Understanding the Quote Page

To understand the fix, you need to understand what the page was doing.

A quote in this system can have 70+ line items. Each line is a part from a specific brand, with a price, a cost, a supplier, stock status, incoming order status, and a dozen other computed fields. When a salesperson edits any cell in the grid, the browser fires an AJAX request to the server. The server receives the entire grid state as a POST payload, recomputes every line item from scratch, and returns the updated grid.

That phrase — "recomputes every line item from scratch" — is the problem.

For each of those 70 lines, the original code was doing something like this:

foreach ($line_items as $k => $v) {
    $brand = $v['brand'];
    $sku   = $v['sku'];

    // Is this part in our catalogue?
    $product = db_fetch_row("SELECT * FROM ims_products
                             WHERE brand_code = '$brand'
                             AND sku = '$sku'");

    // What are this brand's pricing tiers?
    $brand_data = db_fetch_row("SELECT * FROM ims_brands
                                WHERE brand_id = '$brand'");

    // Does this part have any special category flags?
    $flag_data = db_fetch_row("SELECT * FROM ims_product_flags
                               WHERE brand_id = '$brand'
                               AND sku = '$sku'");

    // What stock do we have? What's incoming? Any backorders?
    $stock = resolveStockAvailability($sku, $brand, $warehouse, $qty);

    // ... and so on for another eight queries
}

And resolveStockAvailability() was itself firing four raw database calls per invocation — one against the stock table, three against the order lines table. For a 70-line quote, that function alone accounted for 280 queries. None of them cached.

In total: roughly 600–700 database queries per page load.

On MariaDB with query cache, most of those were served in microseconds from memory. On MySQL 8.0, every one of them went all the way to the query engine.

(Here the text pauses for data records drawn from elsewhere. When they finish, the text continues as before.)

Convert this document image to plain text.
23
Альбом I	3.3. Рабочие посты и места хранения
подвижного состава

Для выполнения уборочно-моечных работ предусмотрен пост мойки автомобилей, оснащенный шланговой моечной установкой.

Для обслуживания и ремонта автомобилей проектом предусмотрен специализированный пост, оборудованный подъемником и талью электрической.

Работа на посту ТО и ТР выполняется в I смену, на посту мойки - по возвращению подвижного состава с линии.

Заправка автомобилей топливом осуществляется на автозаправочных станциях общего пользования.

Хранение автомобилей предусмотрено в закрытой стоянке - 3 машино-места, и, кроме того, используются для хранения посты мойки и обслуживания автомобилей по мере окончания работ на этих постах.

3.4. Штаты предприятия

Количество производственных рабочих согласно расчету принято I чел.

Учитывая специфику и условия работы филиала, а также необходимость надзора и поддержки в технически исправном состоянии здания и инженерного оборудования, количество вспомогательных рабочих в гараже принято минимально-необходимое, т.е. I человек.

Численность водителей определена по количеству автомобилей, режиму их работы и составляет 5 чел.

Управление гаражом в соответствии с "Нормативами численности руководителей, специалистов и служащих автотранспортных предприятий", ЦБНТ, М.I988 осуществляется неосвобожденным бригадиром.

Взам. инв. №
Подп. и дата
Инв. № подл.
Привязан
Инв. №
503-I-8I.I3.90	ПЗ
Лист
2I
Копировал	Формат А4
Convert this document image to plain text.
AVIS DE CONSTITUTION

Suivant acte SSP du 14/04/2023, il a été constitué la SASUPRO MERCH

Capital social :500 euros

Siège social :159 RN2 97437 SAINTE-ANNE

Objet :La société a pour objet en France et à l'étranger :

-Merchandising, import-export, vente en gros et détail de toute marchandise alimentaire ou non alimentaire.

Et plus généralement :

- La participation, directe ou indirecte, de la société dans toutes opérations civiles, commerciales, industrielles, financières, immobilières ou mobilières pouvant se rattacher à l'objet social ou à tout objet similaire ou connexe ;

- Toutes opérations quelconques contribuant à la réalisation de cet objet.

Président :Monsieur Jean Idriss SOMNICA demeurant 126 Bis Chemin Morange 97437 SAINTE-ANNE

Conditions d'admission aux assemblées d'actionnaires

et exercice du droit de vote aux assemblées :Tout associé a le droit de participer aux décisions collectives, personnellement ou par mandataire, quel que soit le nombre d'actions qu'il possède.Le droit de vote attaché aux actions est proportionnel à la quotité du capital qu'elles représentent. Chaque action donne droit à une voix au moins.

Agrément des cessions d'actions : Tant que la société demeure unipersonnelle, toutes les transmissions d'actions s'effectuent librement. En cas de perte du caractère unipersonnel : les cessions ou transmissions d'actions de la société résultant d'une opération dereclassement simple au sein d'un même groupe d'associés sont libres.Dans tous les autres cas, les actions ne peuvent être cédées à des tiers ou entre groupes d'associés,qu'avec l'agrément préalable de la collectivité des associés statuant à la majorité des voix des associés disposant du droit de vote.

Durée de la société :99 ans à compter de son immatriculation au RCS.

The Fix: Three Layers of Caching

We did not rewrite the page. We did not refactor the data model. We applied three distinct caching layers, each targeted at a different category of repeated query.

Layer 1 — In-Memory KV Cache for Shared Queries

The codebase already had a helper function, cached_query(), that wrapped any SELECT with a short-lived key-value cache:

function cached_query(string $sql, int $ttl = 60, $cache = null): array {
    if (!preg_match('/^\s*SELECT\s/i', trim($sql))) {
        return db_run_query($sql); // Never cache writes
    }

    $key    = 'erp:qc:' . md5(trim(strtolower($sql)));
    $cached = $cache->get($key);

    if ($cached !== false) {
        return json_decode($cached, true); // Cache hit
    }

    $rows = db_run_query($sql);
    $json = json_encode($rows);

    if (strlen($json) <= 1048576) {
        $cache->setex($key, $ttl, $json); // Cache miss — store result
    }

    return $rows;
}

The three core helper functions — db_fetch_row(), db_fetch_value(), db_count() — were already wired to call cached_query() internally. Any query going through those helpers was automatically cached with zero changes to the call sites.

The problem: resolveStockAvailability() was using raw db_query() calls directly. It completely bypassed the caching layer. That is where the real work began.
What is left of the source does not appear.